Flötenvogel ( Gymnorhina tibicen). 3/10 natürl. Größe.

Als Gould Australien bereiste, gehörte ein gefangener Flötenvogel noch zu den Seltenheiten; gegenwärtig erhalten wir ihn häufig lebend. Er findet viele Liebhaber und ist in Thiergärten geradezu unentbehrlich. Schon der schweigsame Vogel zeigt sich der Theilnahme werth; allgemein anziehend aber wird er, wenn er eines seiner sonderbaren Lieder beginnt. Ich habe Flötenvögel gehört, welche wunderherrlich sangen, viele andere aber beobachtet, welche nur einige fugenartig verbundene Töne hören ließen. Jeder einzelne Laut des Vortrages ist volltönend und rein; nur die Endstrophe wird gewöhnlich mehr geschnarrt als geflötet. Unsere Vögel sind, um es mit zwei Worten zu sagen, geschickt im Ausführen, aber ungeschickt im Erfinden eines Liedes, verderben oft auch den Spaß durch allerlei Grillen, welche ihnen gerade in den Kopf kommen. Gelehrig im allerhöchsten Grade, nehmen sie ohne Mühe Lieder an, gleichviel, ob dieselben aus beredtem Vogelmunde ihnen vorgetragen, oder ob sie auf einer Drehorgel und anderweitigen Tonwerkzeugen ihnen vorgespielt werden. Sämmtliche Flötenvögel, welche ich beobachten konnte, mischen bekannte Lieder, namentlich beliebte Volksweisen, in ihren Gesang; sie scheinen dieselben während der Ueberfahrt den Matrosen abgelauscht zu haben. Bekannte werden regelmäßig mit einem Liede erfreut, Freunde mit einer gewissen Zärtlichkeit begrüßt. Die Freundschaft ist jedoch noch leichter verscherzt als gewonnen; denn nach meinen Erfahrungen sind diese Raben sehr heftige und jähzornige, ja rachsüchtige Geschöpfe, welche sich bei der geringsten Veranlassung, oft in recht empfindlicher Weise, ihres Schnabels bedienen. Erzürnt, sträuben sie das Gefieder, breiten die Flügel und den Schwanz und fahren wie ein erboster Hahn gegen den Störenfried los. Auch mit ihresgleichen leben sie viel im Streite und Kampfe, und andere Vögel fallen sie mörderisch an.

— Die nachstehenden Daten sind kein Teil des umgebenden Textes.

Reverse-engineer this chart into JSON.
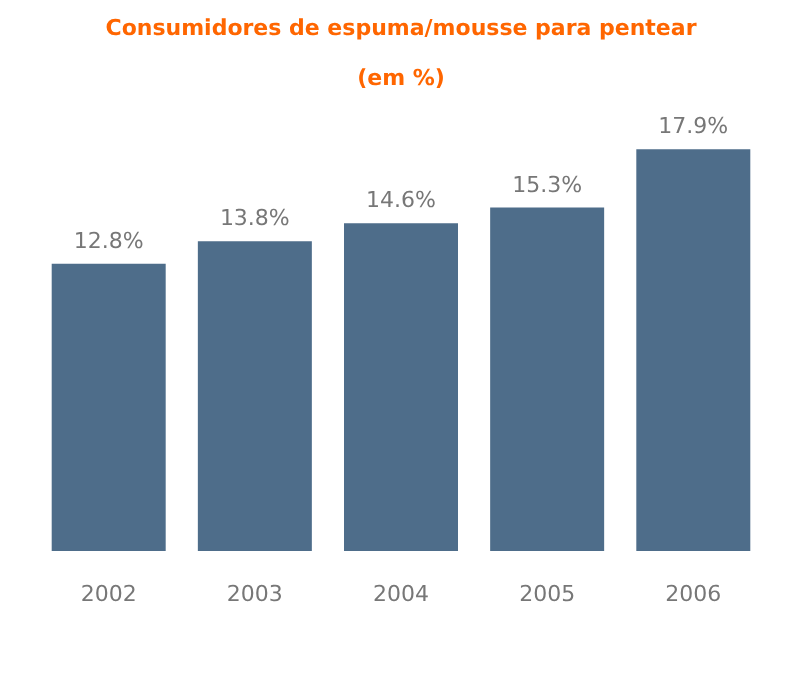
{
  "chart_data": {
    "type": "bar",
    "title": "Consumidores de espuma/mousse para pentear",
    "subtitle": "(em %)",
    "categories": [
      "2002",
      "2003",
      "2004",
      "2005",
      "2006"
    ],
    "values": [
      12.8,
      13.8,
      14.6,
      15.3,
      17.9
    ],
    "color": "#4e6d8a",
    "value_labels": [
      "12.8%",
      "13.8%",
      "14.6%",
      "15.3%",
      "17.9%"
    ],
    "tick_labels": "x",
    "grid": false
  }
}
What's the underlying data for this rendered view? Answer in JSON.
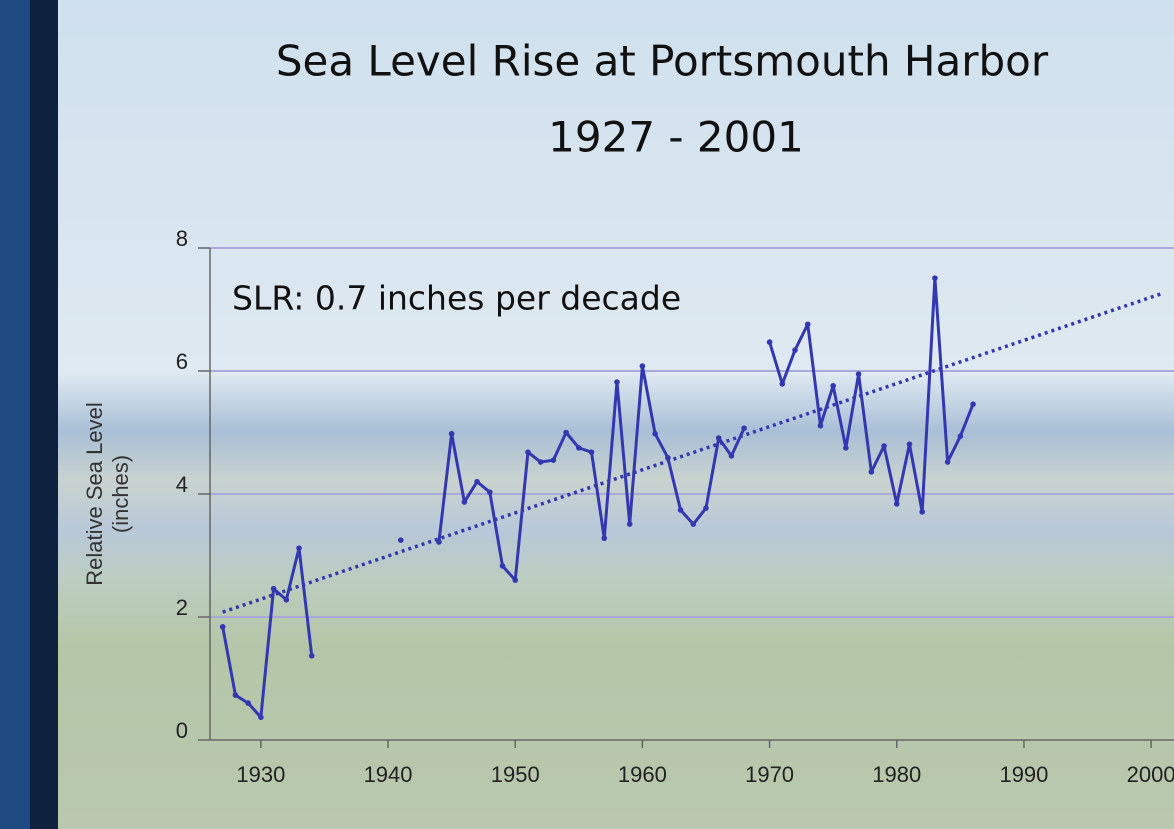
{
  "chart_data": {
    "type": "line",
    "title": "Sea Level Rise at Portsmouth Harbor",
    "subtitle": "1927 - 2001",
    "annotation": "SLR:  0.7 inches per decade",
    "ylabel": "Relative Sea Level",
    "ylabel_unit": "(inches)",
    "x": [
      1927,
      1928,
      1929,
      1930,
      1931,
      1932,
      1933,
      1934,
      1935,
      1936,
      1937,
      1938,
      1939,
      1940,
      1941,
      1942,
      1943,
      1944,
      1945,
      1946,
      1947,
      1948,
      1949,
      1950,
      1951,
      1952,
      1953,
      1954,
      1955,
      1956,
      1957,
      1958,
      1959,
      1960,
      1961,
      1962,
      1963,
      1964,
      1965,
      1966,
      1967,
      1968,
      1969,
      1970,
      1971,
      1972,
      1973,
      1974,
      1975,
      1976,
      1977,
      1978,
      1979,
      1980,
      1981,
      1982,
      1983,
      1984,
      1985,
      1986
    ],
    "series": [
      {
        "color": "#3438b0",
        "values": [
          1.84,
          0.73,
          0.6,
          0.37,
          2.46,
          2.28,
          3.12,
          1.37,
          null,
          null,
          null,
          null,
          null,
          null,
          3.25,
          null,
          null,
          3.22,
          4.98,
          3.87,
          4.2,
          4.03,
          2.83,
          2.6,
          4.68,
          4.52,
          4.55,
          5.0,
          4.75,
          4.68,
          3.28,
          5.82,
          3.51,
          6.08,
          4.98,
          4.59,
          3.74,
          3.51,
          3.77,
          4.91,
          4.62,
          5.07,
          null,
          6.47,
          5.79,
          6.34,
          6.76,
          5.11,
          5.76,
          4.75,
          5.95,
          4.36,
          4.78,
          3.84,
          4.81,
          3.71,
          7.51,
          4.52,
          4.94,
          5.46
        ]
      }
    ],
    "trend": {
      "color": "#3438b0",
      "x": [
        1927,
        2001
      ],
      "values": [
        2.08,
        7.27
      ]
    },
    "xlim": [
      1926,
      2001.8
    ],
    "ylim": [
      0,
      8
    ],
    "xticks": [
      1930,
      1940,
      1950,
      1960,
      1970,
      1980,
      1990,
      2000
    ],
    "yticks": [
      0,
      2,
      4,
      6,
      8
    ],
    "grid": true
  }
}
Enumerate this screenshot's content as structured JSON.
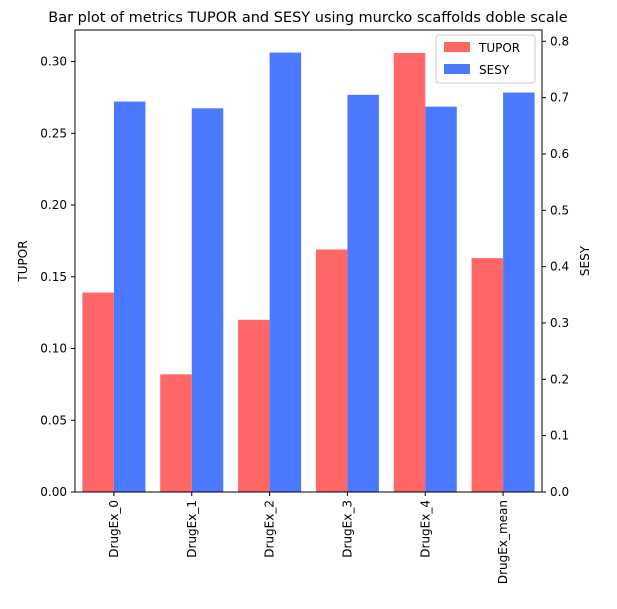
{
  "chart_data": {
    "type": "bar",
    "title": "Bar plot of metrics TUPOR and SESY using murcko scaffolds doble scale",
    "xlabel": "",
    "categories": [
      "DrugEx_0",
      "DrugEx_1",
      "DrugEx_2",
      "DrugEx_3",
      "DrugEx_4",
      "DrugEx_mean"
    ],
    "series": [
      {
        "name": "TUPOR",
        "axis": "left",
        "color": "#ff6666",
        "values": [
          0.139,
          0.082,
          0.12,
          0.169,
          0.306,
          0.163
        ]
      },
      {
        "name": "SESY",
        "axis": "right",
        "color": "#4d79ff",
        "values": [
          0.693,
          0.681,
          0.78,
          0.705,
          0.684,
          0.709
        ]
      }
    ],
    "ylabel_left": "TUPOR",
    "ylim_left": [
      0,
      0.322
    ],
    "yticks_left": [
      "0.00",
      "0.05",
      "0.10",
      "0.15",
      "0.20",
      "0.25",
      "0.30"
    ],
    "ylabel_right": "SESY",
    "ylim_right": [
      0,
      0.82
    ],
    "yticks_right": [
      "0.0",
      "0.1",
      "0.2",
      "0.3",
      "0.4",
      "0.5",
      "0.6",
      "0.7",
      "0.8"
    ],
    "grid": false,
    "legend": {
      "placement": "top-right",
      "entries": [
        "TUPOR",
        "SESY"
      ]
    }
  }
}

Ihre Haltung im Käfige verursacht keine Schwierigkeiten. Sie bedürfen allerdings thierischer Nahrung, nehmen aber auch gerne mit Pflanzenstoffen vorlieb. Fleisch, Brod und Früchte bilden den Haupttheil ihrer Mahlzeit. Gegen die Witterung zeigen sie sich wenig empfindlich, könnten wohl ohne Gefahr auch während des Winters im Freien gehalten werden.